Светлый фон

На рассвете мы покинули опустевшее кафе и двинулись к Мольдау, со стороны которой веял свежий ветерок. Охваченный радостным предчувствием, я словно парил над землей.

Внезапно перед нами возник знакомый дом по Альтшульгассе.

Те же зарешеченные окна, те же кривые водосточные трубы, те же сально лоснящиеся мраморные подоконники - все-все как тогда, во «сне»!

   - Когда в этом доме был пожар? - неестественно громко спросил я своего провожатого: от напряжения у меня так шумело в ушах, что собственный голос доносился как сквозь толщу воды.

   - Вот те раз! Какой еще пожар? Здесь никогда не было пожара!

   - Да будет вам! Я это точно знаю.

   - Вы ошибаетесь, господин, этот дом никогда не горел.

   - Но я-то знаю, что горел! Хотите пари?

   - На сколько?

   - На гульден.

   - По рукам! - В предвкушении легких денег Чамрда быстро отыскал старого мажордома. - Этот дом когда-нибудь горел?

   - Какого рожна ему гореть? - изумленно вытаращил глаза старик и добродушно загоготал, однако, заметив по моему растерянному лицу, что я все еще не верю, с достоинством кашлянул и добавил обиженно: - Почитай, восьмой десяток обретаюсь в сем убогом пристанище, и уж кому, как не мне, знать, горел этот дом или нет...

Окончательно сбитый с толку, я лишь смущенно пробормотал:

- Чудны дела Твои, Господи...

Перевозчик оказался не только косоглазым, но и косоруким - уж очень беспорядочными и несогласованными были до смешного судорожные движения его невпопад погружавшихся в воду весел, когда он, выгребая поперек течения, переправлял меня через Мольдау в своем неказистом челноке из восьми не струганых досок.

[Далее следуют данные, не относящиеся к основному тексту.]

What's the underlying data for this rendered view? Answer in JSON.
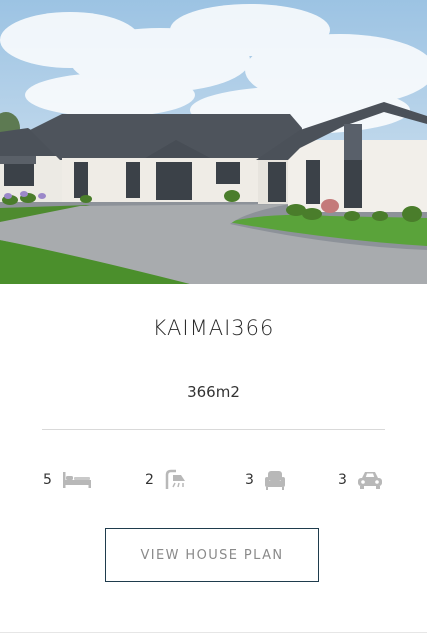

Я сидел на корме и задумчиво смотрел, как под негромкое поскрипывание уключин вскипала вдоль черных, просмоленных бортов желтая пена, а когда поднял глаза, то невольно застыл, очарованный чудесным видением восходящих к небесам градчанских крыш, которые в лучах утреннего солнца пламенели сакральным королевским пурпуром.

При виде этой величественной картины во мне что-то подвиглось, казалось, сдвинулась тяжелая могильная плита, и вот уже из глубины души, как из разверстой гробницы прежней жизни, стала исподволь заниматься какая-то блаженная, ни на чем не основанная и тем не менее абсолютно несокрушимая уверенность: воистину, под внешними грубыми формами окружающей действительности затаилось нечто до того живое, трепетное и драгоценное, что стоит только разрушить колдовские ковы, тяготеющие над этой неизреченной красотой, и сей ветхий мир чудесным образом преобразится и, сбросив свою мертвую косную оболочку, воскреснет к новой жизни.